Made a round trip to the Chimanimani form Mutare - missed a turnoff and ended up at Birchenough. Was a very long day - but what a wonderful sight. Hot yes, but magnificent. Tad bit of water in the river - was before Cycolne Eline. Would LOVE to see if there are pics of the river after that cyclone

 
At 23 February 2010 01:59 , Blogger Rozanne said...

I used to go to Birchenough and the Hot Springs when I was training as a nurse, often as a means to getting used to sleeping at night instead of the day after night duty stints. What a breathtaking view that bridge is and at the time it was built an engineering work of art. I daresay its not being maintained the way it should be....which if it is the case will be great tragedy...

 
At 14 June 2010 12:30 , Blogger DK said...

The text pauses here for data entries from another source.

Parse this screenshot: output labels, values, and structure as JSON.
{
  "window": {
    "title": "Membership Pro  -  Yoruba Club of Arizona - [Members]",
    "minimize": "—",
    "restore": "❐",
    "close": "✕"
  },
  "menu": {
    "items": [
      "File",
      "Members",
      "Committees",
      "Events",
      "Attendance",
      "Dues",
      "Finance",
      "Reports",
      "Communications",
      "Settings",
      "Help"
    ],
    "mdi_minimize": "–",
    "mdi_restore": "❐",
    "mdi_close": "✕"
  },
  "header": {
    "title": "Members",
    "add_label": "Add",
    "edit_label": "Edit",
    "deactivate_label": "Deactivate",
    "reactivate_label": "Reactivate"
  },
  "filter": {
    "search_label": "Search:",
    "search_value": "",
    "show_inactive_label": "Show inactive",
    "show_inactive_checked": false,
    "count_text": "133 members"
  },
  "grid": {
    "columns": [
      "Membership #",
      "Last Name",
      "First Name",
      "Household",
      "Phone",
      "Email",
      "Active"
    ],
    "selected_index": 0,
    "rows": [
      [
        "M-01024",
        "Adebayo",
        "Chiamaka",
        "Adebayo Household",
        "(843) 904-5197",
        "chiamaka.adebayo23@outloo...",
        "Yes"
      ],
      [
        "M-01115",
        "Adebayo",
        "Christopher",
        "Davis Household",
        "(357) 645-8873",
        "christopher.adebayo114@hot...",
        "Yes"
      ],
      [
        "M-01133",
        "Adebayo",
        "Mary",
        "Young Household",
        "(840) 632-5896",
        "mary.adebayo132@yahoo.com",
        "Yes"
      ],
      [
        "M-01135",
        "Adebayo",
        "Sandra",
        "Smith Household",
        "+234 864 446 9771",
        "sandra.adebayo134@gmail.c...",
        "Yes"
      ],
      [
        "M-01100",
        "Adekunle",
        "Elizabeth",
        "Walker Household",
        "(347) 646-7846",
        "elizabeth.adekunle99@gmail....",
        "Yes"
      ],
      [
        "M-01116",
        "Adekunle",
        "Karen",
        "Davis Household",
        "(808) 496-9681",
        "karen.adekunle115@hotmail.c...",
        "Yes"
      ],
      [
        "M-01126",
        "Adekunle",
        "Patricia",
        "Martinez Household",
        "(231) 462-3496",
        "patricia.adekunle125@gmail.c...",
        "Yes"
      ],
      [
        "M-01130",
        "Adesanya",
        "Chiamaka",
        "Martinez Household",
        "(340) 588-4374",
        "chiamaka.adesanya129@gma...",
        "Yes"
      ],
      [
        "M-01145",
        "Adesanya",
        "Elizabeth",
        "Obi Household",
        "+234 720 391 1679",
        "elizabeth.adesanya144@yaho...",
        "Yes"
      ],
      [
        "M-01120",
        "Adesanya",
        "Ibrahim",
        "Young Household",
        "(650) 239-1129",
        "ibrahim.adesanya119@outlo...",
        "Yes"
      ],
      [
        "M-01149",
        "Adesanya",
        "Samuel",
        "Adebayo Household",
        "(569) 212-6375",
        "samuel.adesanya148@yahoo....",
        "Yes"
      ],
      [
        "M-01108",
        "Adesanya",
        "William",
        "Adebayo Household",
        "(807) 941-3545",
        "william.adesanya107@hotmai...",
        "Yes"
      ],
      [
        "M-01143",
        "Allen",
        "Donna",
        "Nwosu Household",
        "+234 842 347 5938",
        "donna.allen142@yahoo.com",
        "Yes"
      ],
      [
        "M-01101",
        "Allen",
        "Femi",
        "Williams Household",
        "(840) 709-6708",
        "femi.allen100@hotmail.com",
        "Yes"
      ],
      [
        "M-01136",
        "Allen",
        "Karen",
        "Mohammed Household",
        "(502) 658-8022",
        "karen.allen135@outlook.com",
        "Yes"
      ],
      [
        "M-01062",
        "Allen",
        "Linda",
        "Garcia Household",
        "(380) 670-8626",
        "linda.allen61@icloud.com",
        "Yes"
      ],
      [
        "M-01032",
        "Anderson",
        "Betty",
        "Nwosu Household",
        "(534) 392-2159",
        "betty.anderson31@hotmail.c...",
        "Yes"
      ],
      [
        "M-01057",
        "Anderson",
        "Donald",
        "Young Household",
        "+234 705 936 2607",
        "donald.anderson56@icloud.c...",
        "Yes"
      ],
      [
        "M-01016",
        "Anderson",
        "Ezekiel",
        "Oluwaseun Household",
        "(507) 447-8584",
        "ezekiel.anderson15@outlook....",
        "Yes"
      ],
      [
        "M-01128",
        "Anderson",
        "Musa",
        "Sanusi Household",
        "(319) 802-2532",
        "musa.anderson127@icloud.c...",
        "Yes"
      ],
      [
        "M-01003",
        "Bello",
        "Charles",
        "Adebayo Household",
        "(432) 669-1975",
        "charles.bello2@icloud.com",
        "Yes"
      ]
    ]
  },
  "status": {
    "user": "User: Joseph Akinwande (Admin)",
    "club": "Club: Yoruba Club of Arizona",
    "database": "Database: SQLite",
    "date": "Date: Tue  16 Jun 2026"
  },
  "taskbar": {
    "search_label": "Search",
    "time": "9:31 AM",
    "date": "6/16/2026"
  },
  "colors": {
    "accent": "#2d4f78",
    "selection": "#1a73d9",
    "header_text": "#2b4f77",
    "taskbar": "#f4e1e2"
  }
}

In June '52, an American tourist in the Birchenough Hotel bar bet me £5 I couldn't climb over it. I did, wearing Inkomo Camp army boots which, with steel studs, were not ideal. The Yank paid up and the proceeds were drunk by me and everyone in the bar. I weaved a somewhat erratic course on my AJS5OOcc from there on the strip road to stay with the Bridges family on Devuli Ranch. At the turn off, I encountered miles of sand, fell off and went to sleep until the beer had worn off, telling my hosts I had got lost. Those were the days.

 
At 13 March 2013 15:21 , Blogger Sedias Makarange said...

What a magnificent site for the first time when i went there for a school trip!Though my home is located a couple of miles North,i had never been there.Thanks for the Headmaster of Betera High School,my Dad&My Mom who made the trip successful.Wonderful architecture by his Majesty Sir Ralph Freeman,a blessed hand by sir Henry Birchenough and all those who participated for the project to be a success!May their soul rest in peace and to those who are still surviving God bless you!

 
At 11 October 2013 21:10 , Blogger Peter Charuma said...

Thanks for everyone who contributed towards this mastered structure.Munodadisa and may your soul rest in peace

 
At 11 October 2013 21:21 , Blogger Peter Charuma said...

This structure linked trade between province and districts in our country there by promoting trade domestic and international .Thanks to Sir Birchenough and the rest of his team for putting our country on the map and promoting tourism and I hope this will last for decades if not centuries.